Farrell happy with weight of great expectations
BEFORE their battle with Donegal, the Dublin senior football squad sat relaxed in the Hogan Stand taking in the minor game in full.
They were joined by an unusually large crowd that swelled to nearly two-thirds full towards the end of the game. Although they are notorious for being late, the blue masses had decided that the minor semi-final was worth catching.
Perhaps it was the star on the sideline, Dessie Farrell, that hero of 1995 now making his way on the touchline. Or maybe the fans wanted to get to know this exciting young team, who left a trail of scorched earth in Leinster and eased past Cork in the quarter-final.
Much like the seniors, they faced a challenge when Galway looked dominant in that semi-final, but in front of the gathering crowd they brought it under control and won by two points.
Much has been made about the minor team's ability to garner an extra few thousand tickets for the desperate Dubs scrambling for seats, but there is also a need for the county to achieve a national title at this level -- it's been 27 years since a Dublin minor team kept the Tom Markham Cup in the capital.
Much is expected of this team, with a former county marquee forward in charge and, in Ciaran Kilkenny, a young man touted as a future star for the boys in blue.
"Ciaran's a special talent," Farrell said earlier this season. "What I like about him is his work rate, he brings the players around him into the game. It's definitely far from a one-man show. There's lads working hard to get the ball to Ciaran (right) and once that ethos is in the squad it augurs well."
Kilkenny's 0-26 this season has been crucial to the cause and while there is concern that the Dubs' dual stars like Kilkenny, who lost the hurling final two weeks ago, could be tired, Farrell dismissed that theory.
"I honestly don't think there's much tiredness there at all. They're egging to get out there. They'll be well rested, I can assure you."
The semi-final win over Galway was the young Dubs' first real test of character of the year and they passed it.

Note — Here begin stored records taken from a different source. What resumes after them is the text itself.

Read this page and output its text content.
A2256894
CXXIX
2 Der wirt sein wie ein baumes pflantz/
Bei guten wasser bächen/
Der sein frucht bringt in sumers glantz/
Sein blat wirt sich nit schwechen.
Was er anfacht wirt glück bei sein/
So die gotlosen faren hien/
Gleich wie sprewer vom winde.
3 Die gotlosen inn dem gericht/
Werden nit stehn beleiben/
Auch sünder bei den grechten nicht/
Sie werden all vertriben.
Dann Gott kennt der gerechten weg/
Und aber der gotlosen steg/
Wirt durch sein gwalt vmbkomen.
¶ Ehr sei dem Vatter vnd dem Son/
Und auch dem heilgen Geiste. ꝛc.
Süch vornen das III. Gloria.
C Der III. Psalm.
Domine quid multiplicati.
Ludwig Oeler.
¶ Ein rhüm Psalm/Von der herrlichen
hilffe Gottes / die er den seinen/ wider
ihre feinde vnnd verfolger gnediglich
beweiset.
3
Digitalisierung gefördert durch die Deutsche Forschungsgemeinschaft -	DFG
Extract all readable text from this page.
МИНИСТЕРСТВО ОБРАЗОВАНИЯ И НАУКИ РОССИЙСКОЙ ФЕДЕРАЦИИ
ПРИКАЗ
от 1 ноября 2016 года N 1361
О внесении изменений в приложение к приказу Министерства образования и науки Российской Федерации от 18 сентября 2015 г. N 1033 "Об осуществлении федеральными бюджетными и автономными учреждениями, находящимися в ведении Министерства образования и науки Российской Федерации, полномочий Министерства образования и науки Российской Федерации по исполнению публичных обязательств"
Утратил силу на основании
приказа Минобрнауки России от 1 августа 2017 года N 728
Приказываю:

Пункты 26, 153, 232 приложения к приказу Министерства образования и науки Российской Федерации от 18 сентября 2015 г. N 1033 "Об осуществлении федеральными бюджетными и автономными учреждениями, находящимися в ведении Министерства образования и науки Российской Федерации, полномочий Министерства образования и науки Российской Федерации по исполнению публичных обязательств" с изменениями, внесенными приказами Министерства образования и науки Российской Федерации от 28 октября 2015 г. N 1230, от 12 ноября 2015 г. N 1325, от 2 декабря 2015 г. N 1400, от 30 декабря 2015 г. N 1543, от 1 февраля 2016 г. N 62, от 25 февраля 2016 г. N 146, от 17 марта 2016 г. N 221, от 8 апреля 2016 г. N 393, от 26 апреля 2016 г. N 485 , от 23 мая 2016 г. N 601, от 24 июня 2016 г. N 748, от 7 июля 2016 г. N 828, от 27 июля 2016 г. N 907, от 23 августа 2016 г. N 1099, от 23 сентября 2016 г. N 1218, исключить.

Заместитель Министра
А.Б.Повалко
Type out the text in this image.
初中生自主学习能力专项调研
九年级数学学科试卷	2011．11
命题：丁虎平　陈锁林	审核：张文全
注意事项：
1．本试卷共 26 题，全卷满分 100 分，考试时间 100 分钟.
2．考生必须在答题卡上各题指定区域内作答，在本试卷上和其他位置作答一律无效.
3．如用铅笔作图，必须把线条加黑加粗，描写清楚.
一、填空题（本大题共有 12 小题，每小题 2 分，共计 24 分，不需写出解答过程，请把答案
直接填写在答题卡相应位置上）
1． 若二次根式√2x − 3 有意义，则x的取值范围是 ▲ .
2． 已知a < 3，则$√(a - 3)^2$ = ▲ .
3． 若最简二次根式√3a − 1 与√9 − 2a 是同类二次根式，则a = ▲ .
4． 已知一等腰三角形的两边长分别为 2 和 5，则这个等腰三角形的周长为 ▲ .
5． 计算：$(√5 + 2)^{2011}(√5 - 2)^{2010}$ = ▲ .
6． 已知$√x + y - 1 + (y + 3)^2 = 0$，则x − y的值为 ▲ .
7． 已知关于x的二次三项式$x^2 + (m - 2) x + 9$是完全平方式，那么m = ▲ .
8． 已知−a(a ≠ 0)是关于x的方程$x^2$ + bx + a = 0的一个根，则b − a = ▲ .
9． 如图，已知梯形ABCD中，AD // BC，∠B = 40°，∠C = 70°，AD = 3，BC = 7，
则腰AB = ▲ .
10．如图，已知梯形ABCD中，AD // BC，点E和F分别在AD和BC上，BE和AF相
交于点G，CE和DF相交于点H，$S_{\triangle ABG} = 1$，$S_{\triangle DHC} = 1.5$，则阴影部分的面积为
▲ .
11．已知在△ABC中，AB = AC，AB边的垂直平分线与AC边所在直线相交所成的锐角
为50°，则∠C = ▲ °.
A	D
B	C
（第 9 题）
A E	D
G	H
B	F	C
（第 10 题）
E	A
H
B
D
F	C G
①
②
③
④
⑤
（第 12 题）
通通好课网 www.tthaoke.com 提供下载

"Character-building stuff," was how Farrell described it. "The most pleasing aspect from our point of view was that we got the right response."
On Sunday, they face the test of Tipperary, whose underage structures are beginning to produce serious results.
"There are people out there who are not truly au fait with minor football. They assume that Tipperary aren't up to much but I can tell you that the proper students of the game know their true value," Farrell said. "They've been hugely impressive to date."